For more information, please See Tenable’s SC API documentation and the SC API Best Practices Guide.

property accept_risks

The interface object for the Tenable Security Center Accept Risks APIs.

property alerts

The interface object for the Tenable Security Center Alerts APIs.

property analysis

The interface object for the Tenable Security Center Analysis APIs.

property asset_lists

The interface object for the Tenable Security Center Asset Lists APIs.

property audit_files

The interface object for the Tenable Security Center Audit Files APIs.

property credentials

The interface object for the Tenable Security Center Credentials APIs.

property current

The interface object for the Tenable Security Center Current Session APIs.

property feeds

The interface object for the Tenable Security Center Feeds APIs.

property files

The interface object for the Tenable Security Center Files APIs.

property groups

The interface object for the Tenable Security Center Groups APIs.

login(username=None, password=None, access_key=None, secret_key=None)[source]

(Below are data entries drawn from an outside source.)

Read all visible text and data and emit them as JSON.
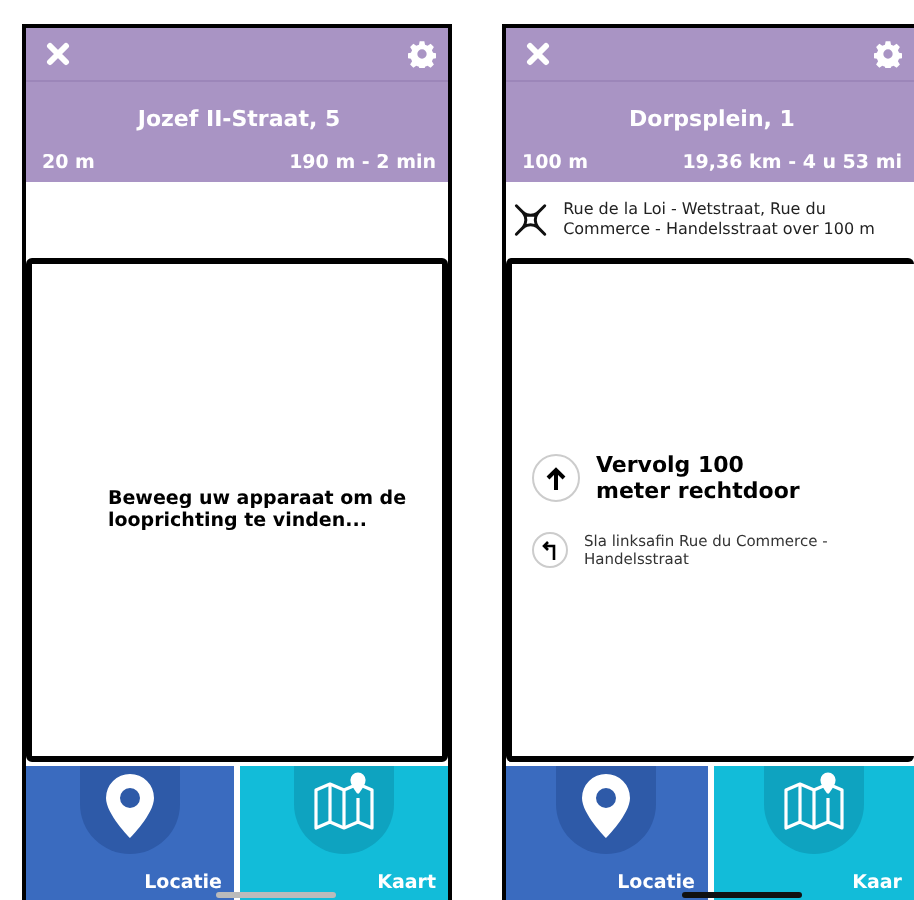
{
  "phones": [
    {
      "header": {
        "title": "Jozef II-Straat, 5",
        "distance": "20 m",
        "remaining": "190 m - 2 min"
      },
      "message": "Beweeg uw apparaat om de looprichting te vinden...",
      "tabs": [
        {
          "label": "Locatie",
          "kind": "location"
        },
        {
          "label": "Kaart",
          "kind": "map"
        }
      ],
      "home_indicator_dark": false
    },
    {
      "header": {
        "title": "Dorpsplein, 1",
        "distance": "100 m",
        "remaining": "19,36 km - 4 u 53 mi"
      },
      "next_maneuver": {
        "kind": "roundabout",
        "text": "Rue de la Loi - Wetstraat, Rue du Commerce - Handelsstraat over 100 m"
      },
      "steps": [
        {
          "kind": "straight",
          "text": "Vervolg 100 meter rechtdoor",
          "main": true
        },
        {
          "kind": "left",
          "text": "Sla linksafin Rue du Commerce - Handelsstraat",
          "main": false
        }
      ],
      "tabs": [
        {
          "label": "Locatie",
          "kind": "location"
        },
        {
          "label": "Kaar",
          "kind": "map"
        }
      ],
      "home_indicator_dark": true
    }
  ]
}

Logs the user into Tenable Security Center

Parameters
  • username (str, optional) – Username

  • password (str, optional) – Password

  • access_key (str, optional) – API Access Key

  • secret_key (str, optional) – API Secret Key

Returns

None

Examples

Using a username && password:

>>> sc = TenableSC('127.0.0.1', port=8443)
>>> sc.login('username', 'password')

Using API Keys:

>>> sc = TenableSC('127.0.0.1', port=8443)
>>> sc.login(access_key='ACCESSKEY', secret_key='SECRETKEY')
logout()[source]

Logs out of Tenable Security Center and resets the session.

Examples

>>> sc.logout()
property organizations

The interface object for the Tenable Security Center Organization APIs.

property plugins

The interface object for the Tenable Security Center Plugins APIs.

property policies

The interface object for the Tenable Security Center Policies APIs.

property queries

The interface object for the Tenable Security Center Queries APIs.

property recast_risks

The interface object for the Tenable Security Center Recast Risks APIs.

property repositories

The interface object for the Tenable Security Center Repositories APIs.

property roles

The interface object for the Tenable Security Center Roles APIs.

property scan_instances

The interface object for the Tenable Security Center Scan Instances APIs.

property scan_zones

The interface object for the Tenable Security Center Scan Zones APIs.

property scanners

The interface object for the Tenable Security Center Scanners APIs.

property scans

The interface object for the Tenable Security Center Scans APIs.

property status

The interface object for the Tenable Security Center Status APIs.

property system

The interface object for the Tenable Security Center System APIs.

property users

The interface object for the Tenable Security Center Users APIs.